Monday, March 21, 2011

Acceptance Un-easily

If  he were here we'd be doing exactly what I'm doing right now in this same spot. Everything looks the same, it's exactly in it's place. Tonight I'm finally able to put on 1 of 3 shirts I have of his to wear as I go to sleep. Which to many may seem like no deal but to me I have longed to wear his shirts but it's not as easy as one might think. There's so much emotion and thoughts that surround just this one thing, such as wearing his shirt. I have to be grateful I have at least the three I have instead of hurt that I don't have more or that clothes I bought him are being carelessly worn by one or a couple of his "friends". Then I take a deep breath and remember what I had with him & the things he shared with me in the deepest conversation I've ever had.  We talked about things we promised to carry forever and ever, the bond was unbreakable and I know him & his love for those few he was very very close too, that I feel something went terribly wrong inside of his mind in the end.

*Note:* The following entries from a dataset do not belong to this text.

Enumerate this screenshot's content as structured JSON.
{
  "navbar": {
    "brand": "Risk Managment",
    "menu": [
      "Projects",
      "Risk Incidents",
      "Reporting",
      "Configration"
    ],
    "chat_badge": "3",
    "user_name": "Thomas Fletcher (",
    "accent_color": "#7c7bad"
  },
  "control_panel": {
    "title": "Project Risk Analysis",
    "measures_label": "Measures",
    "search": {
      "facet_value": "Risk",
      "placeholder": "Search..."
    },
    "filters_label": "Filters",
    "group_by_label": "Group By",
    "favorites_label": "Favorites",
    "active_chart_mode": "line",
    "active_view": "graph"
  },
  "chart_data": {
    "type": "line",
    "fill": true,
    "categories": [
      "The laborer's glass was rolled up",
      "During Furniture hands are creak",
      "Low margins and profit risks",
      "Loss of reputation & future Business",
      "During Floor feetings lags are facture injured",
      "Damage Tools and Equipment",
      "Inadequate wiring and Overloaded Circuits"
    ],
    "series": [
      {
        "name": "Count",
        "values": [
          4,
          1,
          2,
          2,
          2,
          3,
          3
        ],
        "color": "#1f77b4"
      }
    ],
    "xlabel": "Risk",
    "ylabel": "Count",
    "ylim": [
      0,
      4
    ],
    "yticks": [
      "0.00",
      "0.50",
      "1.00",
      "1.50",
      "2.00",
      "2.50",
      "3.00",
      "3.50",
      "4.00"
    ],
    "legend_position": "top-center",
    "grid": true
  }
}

I 'm dreaming of him more often now. My thoughts are never away from him for very long, as I drift in & out with almost every other thought of "we're making memories" flashing through my mind.... Miss him & Layla both so much. Enduring life with out him here takes a lot of strength, each day is different. I never know how it's going to be. I've tried so many different coping skills finding ones that work & keeping the ones that don't on the sidelines for they may come in handy at a another time.
Involving myself outside of me has started to prove its benefits and I've opened up more from time to time to new things. Letting myself feel the emotions that come is deeply important & taking time to reflect on this all as it's happening instead of pushing it away or dwelling for hours upon it seems to prove to be best for me.
When I'm broken I can see a fear steep inside of me, abandonment is the hardest thing for me along with rejection. It creates a pain inside of me that turns into turmoil. It use to weaken me & I suppose I can say it still does from time to time. I'm using the building blocks & stepping stones & I'm trusting that I will succeed in going forward that this is the life I have now being created in front of me. It may not have been the one I choose or wanted exactly as it is but there is nothing I can do at all to bring Rob's life back & once I can fully accept that I will be able to finally say goodbye. I'm having a hard time just doing that and struggling with finding where this all fits in and moving forward with out him.
 I need more guidance, love, and time alone just being with me and finding life's experiences on my own with out attachments
I never forget about his family & daughter, all the things they face without Rob is forever in my heart. I made a commitment that I will forever keep as best as I can. They are apart of Rob and he's apart of my heart. I know with out a doubt that will never change as strong as ever it still remains.